Lizzy found the campsite easy enough…it’s always a relief not to get lost, especially towards the end of the day. Off to explore tomorrow as only staying here 2 nights.

Summary
Distance: 170 kilometres
Diesel: €1.11/litre
Roads: C-65, C-35, AP-7, C-31, C-32, B-211
Tolls: €8.65
Campsite: €19/night including power (with ASCI Camping Card)
El Garrofer – Even bigger than the last site, this site has 500+ pitches of which almost half are home to permanents; bungalows are also available. Very friendly reception staff. There’s a restaurant on site but it’s closed for the winter. The site is about a 15-minute walk to the sea.
Washing machine: €5/load

Stroll into Sitges along the seafront or along one of the 17 sandy beaches for some photo opportunities. As one of the most expensive property areas in Europe, there’s no shortage of flashy homes and ‘beautiful people’ wanting to be seen.
Apart from the modern day feel, this town is older than the Middle Ages, so there’s still much beautiful architecture around even though it seems like it is being swallowed up by modernity.

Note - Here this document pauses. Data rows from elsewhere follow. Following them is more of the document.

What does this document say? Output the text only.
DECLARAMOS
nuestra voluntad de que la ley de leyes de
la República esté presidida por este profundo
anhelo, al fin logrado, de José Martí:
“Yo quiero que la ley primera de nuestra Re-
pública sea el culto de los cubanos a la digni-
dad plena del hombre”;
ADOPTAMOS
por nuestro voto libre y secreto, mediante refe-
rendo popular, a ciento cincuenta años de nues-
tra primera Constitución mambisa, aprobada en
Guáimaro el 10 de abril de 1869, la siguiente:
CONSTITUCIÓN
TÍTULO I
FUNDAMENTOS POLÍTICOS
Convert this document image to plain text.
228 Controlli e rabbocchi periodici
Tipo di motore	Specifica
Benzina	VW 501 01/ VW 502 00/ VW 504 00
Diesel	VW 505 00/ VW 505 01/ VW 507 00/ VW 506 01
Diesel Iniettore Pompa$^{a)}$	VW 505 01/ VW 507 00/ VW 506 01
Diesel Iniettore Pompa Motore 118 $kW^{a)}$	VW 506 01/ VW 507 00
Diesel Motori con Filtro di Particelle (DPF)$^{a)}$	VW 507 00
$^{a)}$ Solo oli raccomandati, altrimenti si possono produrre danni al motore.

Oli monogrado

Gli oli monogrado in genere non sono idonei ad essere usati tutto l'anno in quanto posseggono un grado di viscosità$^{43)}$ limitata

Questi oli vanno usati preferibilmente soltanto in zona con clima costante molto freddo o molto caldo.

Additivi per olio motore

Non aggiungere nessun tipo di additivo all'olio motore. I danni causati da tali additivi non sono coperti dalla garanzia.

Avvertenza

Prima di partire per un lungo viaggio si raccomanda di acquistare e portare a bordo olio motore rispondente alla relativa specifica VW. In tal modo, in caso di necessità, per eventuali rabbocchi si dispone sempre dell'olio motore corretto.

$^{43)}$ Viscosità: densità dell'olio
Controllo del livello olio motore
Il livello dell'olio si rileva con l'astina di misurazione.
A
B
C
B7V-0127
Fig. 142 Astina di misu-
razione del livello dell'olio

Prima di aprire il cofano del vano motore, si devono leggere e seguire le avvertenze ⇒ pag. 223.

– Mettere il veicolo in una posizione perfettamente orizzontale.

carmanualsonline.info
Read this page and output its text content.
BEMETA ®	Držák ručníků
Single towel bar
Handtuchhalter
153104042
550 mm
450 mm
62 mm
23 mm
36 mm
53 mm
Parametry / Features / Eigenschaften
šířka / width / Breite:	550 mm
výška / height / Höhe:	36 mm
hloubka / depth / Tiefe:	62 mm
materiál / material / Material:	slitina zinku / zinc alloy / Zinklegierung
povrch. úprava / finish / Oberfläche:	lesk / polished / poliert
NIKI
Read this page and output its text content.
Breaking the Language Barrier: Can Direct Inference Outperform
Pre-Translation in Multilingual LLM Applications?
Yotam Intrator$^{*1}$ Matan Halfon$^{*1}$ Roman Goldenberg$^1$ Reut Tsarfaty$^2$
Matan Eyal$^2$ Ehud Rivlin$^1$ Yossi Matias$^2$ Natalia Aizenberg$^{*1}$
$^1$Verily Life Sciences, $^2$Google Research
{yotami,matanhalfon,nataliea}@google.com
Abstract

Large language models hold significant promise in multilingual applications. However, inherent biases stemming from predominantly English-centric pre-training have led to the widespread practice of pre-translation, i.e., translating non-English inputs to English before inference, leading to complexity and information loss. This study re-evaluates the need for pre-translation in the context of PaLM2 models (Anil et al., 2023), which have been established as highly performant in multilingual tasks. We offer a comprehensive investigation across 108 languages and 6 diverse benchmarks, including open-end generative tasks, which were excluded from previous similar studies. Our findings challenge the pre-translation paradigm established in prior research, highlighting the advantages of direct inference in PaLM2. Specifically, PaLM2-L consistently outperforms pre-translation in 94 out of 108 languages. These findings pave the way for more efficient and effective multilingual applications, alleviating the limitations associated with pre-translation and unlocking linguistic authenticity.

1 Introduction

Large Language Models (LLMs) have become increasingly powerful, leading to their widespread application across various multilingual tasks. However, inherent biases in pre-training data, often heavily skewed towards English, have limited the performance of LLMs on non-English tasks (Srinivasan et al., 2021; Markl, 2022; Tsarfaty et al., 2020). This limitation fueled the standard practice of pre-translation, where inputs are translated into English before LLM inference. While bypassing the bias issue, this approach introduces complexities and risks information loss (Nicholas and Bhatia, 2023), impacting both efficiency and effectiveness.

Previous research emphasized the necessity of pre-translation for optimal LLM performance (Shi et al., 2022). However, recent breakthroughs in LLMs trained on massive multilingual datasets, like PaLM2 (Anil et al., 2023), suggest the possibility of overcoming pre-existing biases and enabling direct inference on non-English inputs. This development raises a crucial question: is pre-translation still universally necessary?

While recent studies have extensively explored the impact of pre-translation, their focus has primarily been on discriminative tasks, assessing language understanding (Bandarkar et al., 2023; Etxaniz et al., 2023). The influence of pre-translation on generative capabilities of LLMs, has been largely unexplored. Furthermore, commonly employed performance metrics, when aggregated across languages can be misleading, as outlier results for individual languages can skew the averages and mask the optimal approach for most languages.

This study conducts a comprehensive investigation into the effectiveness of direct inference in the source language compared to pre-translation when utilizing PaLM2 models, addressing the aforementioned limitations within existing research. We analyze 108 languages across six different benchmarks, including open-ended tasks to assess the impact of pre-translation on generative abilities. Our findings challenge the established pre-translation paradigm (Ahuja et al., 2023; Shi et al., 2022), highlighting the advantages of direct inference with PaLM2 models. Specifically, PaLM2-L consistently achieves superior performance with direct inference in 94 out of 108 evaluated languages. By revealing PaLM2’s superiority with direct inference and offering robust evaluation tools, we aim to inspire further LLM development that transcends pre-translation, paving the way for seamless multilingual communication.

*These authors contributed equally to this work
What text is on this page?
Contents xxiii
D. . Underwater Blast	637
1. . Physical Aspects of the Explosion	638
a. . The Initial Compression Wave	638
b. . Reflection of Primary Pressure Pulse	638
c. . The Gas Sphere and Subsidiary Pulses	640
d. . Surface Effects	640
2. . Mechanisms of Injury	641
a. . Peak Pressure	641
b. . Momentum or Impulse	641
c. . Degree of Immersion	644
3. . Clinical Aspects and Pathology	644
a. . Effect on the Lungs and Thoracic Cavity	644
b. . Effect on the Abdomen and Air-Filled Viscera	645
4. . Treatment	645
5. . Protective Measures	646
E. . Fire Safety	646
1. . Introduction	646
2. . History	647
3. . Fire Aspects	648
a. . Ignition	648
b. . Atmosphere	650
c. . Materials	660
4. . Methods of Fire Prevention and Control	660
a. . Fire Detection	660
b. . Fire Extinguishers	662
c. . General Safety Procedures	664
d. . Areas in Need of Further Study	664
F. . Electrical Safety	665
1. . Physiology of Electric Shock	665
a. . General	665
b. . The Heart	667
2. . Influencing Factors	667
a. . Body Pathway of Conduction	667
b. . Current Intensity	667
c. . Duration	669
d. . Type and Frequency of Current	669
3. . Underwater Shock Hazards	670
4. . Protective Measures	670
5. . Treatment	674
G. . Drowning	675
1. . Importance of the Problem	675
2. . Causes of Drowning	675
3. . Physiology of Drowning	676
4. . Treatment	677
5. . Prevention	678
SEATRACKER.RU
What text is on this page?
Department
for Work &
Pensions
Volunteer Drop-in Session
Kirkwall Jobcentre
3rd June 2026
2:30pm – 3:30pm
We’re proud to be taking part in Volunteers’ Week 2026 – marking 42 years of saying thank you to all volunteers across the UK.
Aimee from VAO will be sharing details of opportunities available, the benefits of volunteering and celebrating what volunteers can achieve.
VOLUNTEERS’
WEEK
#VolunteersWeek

Sitges is renown for its carnival, which has been celebrated for over a century and film festival, sadly of which neither were on during our stay.
This town is also the Gay capital of Spain and apparently, has become the gay capital of the world. So understandably, there’s quite a liberal and comfortable view on same sex relationships here.
Onwards to Cambrils
Heading out to Cambrils tomorrow as we’ll meet up with Wendy and Gordon for more drinks, frivolity, and fun!